Het splitsen van vakken leidt niet tot een andere faalkans op trajectniveau. Het lengte-effect bestaat namelijk ook binnen dijkvakken. Door een lang dijkvak in twee delen te splitsen, ontstaan twee nieuwe vakken die elk een kleinere faalkans hebben dan het oorspronkelijke, langere dijkvak. De gecombineerde faalkans van de twee kleinere vakken is echter weer gelijk aan de faalkans van het oorspronkelijke dijkvak.

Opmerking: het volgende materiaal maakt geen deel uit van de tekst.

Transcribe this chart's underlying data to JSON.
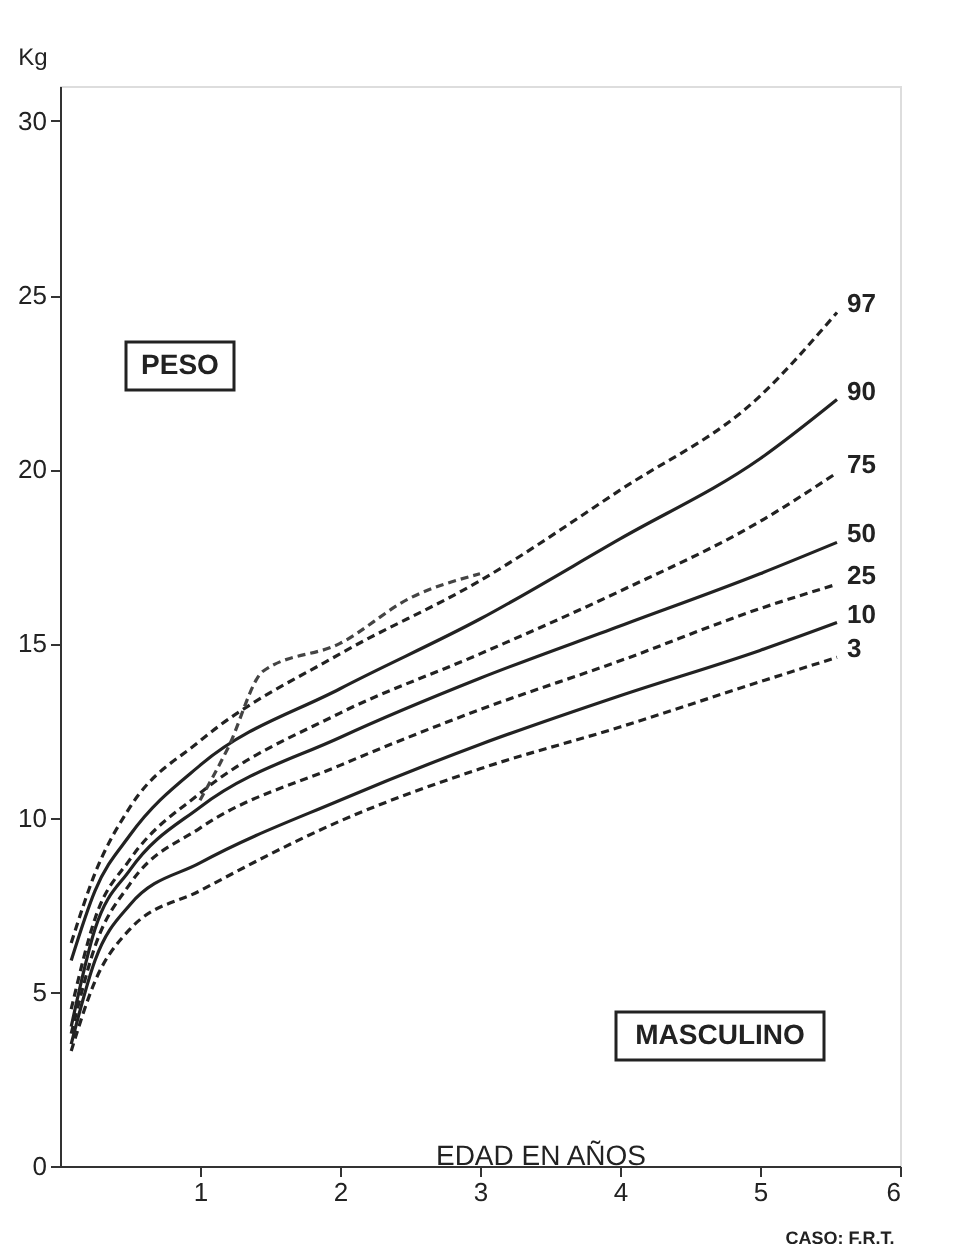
{
  "chart_data": {
    "type": "line",
    "xlabel": "EDAD EN AÑOS",
    "ylabel": "Kg",
    "xlim": [
      0,
      6
    ],
    "ylim": [
      0,
      31
    ],
    "xticks": [
      1,
      2,
      3,
      4,
      5,
      6
    ],
    "yticks": [
      0,
      5,
      10,
      15,
      20,
      25,
      30
    ],
    "grid": false,
    "marker": "none",
    "annotations": [
      "PESO",
      "MASCULINO",
      "CASO: F.R.T."
    ],
    "x": [
      0.08,
      0.25,
      0.5,
      1,
      2,
      3,
      4,
      5,
      5.55
    ],
    "series": [
      {
        "name": "97",
        "color": "#222222",
        "line_style": "dashed",
        "values": [
          6.4,
          8.4,
          10.3,
          12.2,
          14.7,
          16.8,
          19.4,
          22.1,
          24.5
        ]
      },
      {
        "name": "90",
        "color": "#222222",
        "line_style": "solid",
        "values": [
          5.9,
          7.9,
          9.5,
          11.5,
          13.7,
          15.7,
          18.0,
          20.3,
          22.0
        ]
      },
      {
        "name": "75",
        "color": "#222222",
        "line_style": "dashed",
        "values": [
          4.5,
          7.1,
          8.8,
          10.7,
          13.0,
          14.7,
          16.5,
          18.5,
          19.9
        ]
      },
      {
        "name": "50",
        "color": "#222222",
        "line_style": "solid",
        "values": [
          4.0,
          6.8,
          8.5,
          10.3,
          12.3,
          14.0,
          15.5,
          17.0,
          17.9
        ]
      },
      {
        "name": "25",
        "color": "#222222",
        "line_style": "dashed",
        "values": [
          3.8,
          6.3,
          8.1,
          9.7,
          11.5,
          13.1,
          14.5,
          16.0,
          16.7
        ]
      },
      {
        "name": "10",
        "color": "#222222",
        "line_style": "solid",
        "values": [
          3.5,
          5.9,
          7.5,
          8.7,
          10.5,
          12.1,
          13.5,
          14.8,
          15.6
        ]
      },
      {
        "name": "3",
        "color": "#222222",
        "line_style": "dashed",
        "values": [
          3.3,
          5.3,
          6.8,
          7.9,
          9.9,
          11.4,
          12.6,
          13.9,
          14.6
        ]
      },
      {
        "color": "#444444",
        "line_style": "dashed",
        "x": [
          1.0,
          1.2,
          1.45,
          2,
          2.5,
          3
        ],
        "values": [
          10.5,
          12.0,
          14.2,
          15.0,
          16.3,
          17.0
        ]
      }
    ]
  }
}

Faalmechanismen en hun afhankelijkheden

Elk dijkvak, kunstwerk of duinvak kan door uiteenlopende faalmechanismen falen. De foutenboom in onderstaande figuur geeft dit weer. De kans op een overstroming is gelijk aan de kans dat ten minste één van de faalmechanismen ergens optreedt. Deze kans is kleiner dan de som van de faalkansen per faalmechanisme. De faalmechanismen zijn namelijk niet geheel onafhankelijk. Zo is de buitenwaterstand voor veel faalmechanismen de drijvende kracht.

foutenboom2_1
Figuur 3 Uitwerking van foutenboom met verschillende faalmechanismen.

Literatuur

Tekst letterlijk overgenomen uit:

Kok, M., R.B. Jongejan, M.W.C. Nieuwjaar en I.C. Tánczos. Grondslagen voor hoogwaterbescherming ; Tweede herziene druk. Expertise Netwerk Waterveiligheid (ENW), november 2017.

Over versie 1.0: 02 april 2021

Grondslagen voor hoogwaterbescherming, november 2017. Tweede herziene druk.